Russland hatte bereits im Rahmen des Brückenbaus, der von der Ukraine und der internationalen Gemeinschaft scharf kritisiert wurde, die Straße von Kertsch teilweise für kurze Zeit gesperrt. Seit die Ukraine dieses Jahr ein russisches Fischereischiff vor der Küste der Krim festgesetzt hatte, hat Russland zudem einseitig Kontrollen von Schiffen in der Straße von Kertsch und im Asowschen Meer eingeführt. Die Ukraine wirft Russland vor, diese Maßnahmen in Missbrauchsabsicht vor allem gegen ukrainische Schiffe und ausländische Schiffe auf dem Weg zu ukrainischen Häfen zu richten. Hierbei komme es zu erheblichen Verzögerungen und Beeinträchtigungen des Handels. Mit der Kontrolle über den einzigen Seeweg in das Asowsche Meer hat Russland vollendete Tatsachen geschaffen und zudem in ein empfindliches Geflecht von internationalem Seerecht und bilateralen völkerrechtlichen Verträgen eingegriffen, das sich um dieses Meer rankt.

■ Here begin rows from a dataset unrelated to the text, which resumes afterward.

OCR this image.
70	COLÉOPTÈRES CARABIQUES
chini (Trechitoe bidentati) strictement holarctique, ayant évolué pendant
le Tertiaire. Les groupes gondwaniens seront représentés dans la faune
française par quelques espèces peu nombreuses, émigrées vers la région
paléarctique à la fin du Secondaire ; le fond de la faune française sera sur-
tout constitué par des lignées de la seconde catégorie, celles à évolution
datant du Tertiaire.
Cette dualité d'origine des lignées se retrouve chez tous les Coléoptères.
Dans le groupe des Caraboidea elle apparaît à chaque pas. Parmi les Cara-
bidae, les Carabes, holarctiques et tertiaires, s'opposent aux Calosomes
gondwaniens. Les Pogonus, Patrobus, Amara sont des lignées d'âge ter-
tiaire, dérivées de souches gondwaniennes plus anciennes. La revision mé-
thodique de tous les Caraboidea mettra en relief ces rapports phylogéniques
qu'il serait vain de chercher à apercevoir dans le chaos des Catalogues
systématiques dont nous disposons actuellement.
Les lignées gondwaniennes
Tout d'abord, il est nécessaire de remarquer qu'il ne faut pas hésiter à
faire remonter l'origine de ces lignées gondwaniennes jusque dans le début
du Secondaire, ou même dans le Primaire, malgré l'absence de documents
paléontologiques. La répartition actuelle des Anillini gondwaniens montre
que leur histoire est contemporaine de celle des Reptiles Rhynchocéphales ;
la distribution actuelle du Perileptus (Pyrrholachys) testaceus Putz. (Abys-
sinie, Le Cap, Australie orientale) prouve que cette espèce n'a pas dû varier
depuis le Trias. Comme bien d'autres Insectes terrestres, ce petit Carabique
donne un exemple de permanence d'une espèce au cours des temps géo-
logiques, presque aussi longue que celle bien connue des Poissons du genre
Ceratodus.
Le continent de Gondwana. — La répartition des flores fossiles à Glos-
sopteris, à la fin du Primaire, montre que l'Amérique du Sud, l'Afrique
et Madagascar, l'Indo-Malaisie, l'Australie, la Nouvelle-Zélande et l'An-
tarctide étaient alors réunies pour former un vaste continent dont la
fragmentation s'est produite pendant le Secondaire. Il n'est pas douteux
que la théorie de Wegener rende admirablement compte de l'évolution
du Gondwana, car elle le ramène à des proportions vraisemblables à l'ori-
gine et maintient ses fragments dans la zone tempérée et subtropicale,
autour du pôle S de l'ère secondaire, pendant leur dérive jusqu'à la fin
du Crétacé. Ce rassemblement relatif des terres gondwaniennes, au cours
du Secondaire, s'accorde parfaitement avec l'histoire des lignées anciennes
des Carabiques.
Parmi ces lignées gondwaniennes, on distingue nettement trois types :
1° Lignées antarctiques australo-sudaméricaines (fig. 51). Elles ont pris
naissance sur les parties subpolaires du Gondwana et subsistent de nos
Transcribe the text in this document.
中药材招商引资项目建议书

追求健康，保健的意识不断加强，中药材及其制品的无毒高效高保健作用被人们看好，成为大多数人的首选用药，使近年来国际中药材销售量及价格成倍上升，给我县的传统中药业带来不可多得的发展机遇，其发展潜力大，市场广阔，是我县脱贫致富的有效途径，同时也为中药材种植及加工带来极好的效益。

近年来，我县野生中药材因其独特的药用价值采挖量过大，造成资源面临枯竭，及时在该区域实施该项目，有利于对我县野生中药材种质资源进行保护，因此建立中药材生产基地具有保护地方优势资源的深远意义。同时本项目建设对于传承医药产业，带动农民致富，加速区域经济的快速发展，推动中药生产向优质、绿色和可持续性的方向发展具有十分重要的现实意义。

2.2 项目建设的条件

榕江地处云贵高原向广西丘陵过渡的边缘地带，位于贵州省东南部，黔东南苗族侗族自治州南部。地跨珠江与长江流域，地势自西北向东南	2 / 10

Bereits seit September 2016 ist ein von der Ukraine gegen Russland angestrengtes Schiedsverfahren auf Grundlage des Seerechtsübereinkommens der Vereinten Nationen von 1982 (SRÜ) vor dem ständigen Schiedshof in Den Haag anhängig. Dieses Verfahren könnte viele grundsätzliche rechtliche Fragen klären, die der nun ausgebrochene Konflikt aufwirft. Eine Entscheidung überhaupt zur Zuständigkeit des Schiedsgerichts wird frühestens Ende 2019 erwartet, eine etwaige Entscheidung in der Hauptsache frühestens 2020.
Das seevölkerrechtliche Regime im Asowschen Meer ist weltweit einzigartig
Aus seevölkerrechtlicher Sicht ist das Regime im Asowschen Meer weltweit einzigartig. Lange Zeit lag der Meerzipfel, der zwischen Russland und der Ukraine in das Festland hineinragt, vollständig an der Küste eines einzigen Staates, der UdSSR. Daher konnte diese die Gewässer des Asowschen Meeres im Jahr 1985 im Einklang mit dem Seevölkerrecht zu inneren Gewässern erklären, die automatisch zum Hoheitsgebiet des Küstenstaates zählen. Anders als im Küstenmeer besteht dort grundsätzlich kein Recht anderer Staaten auf friedliche Durchfahrt.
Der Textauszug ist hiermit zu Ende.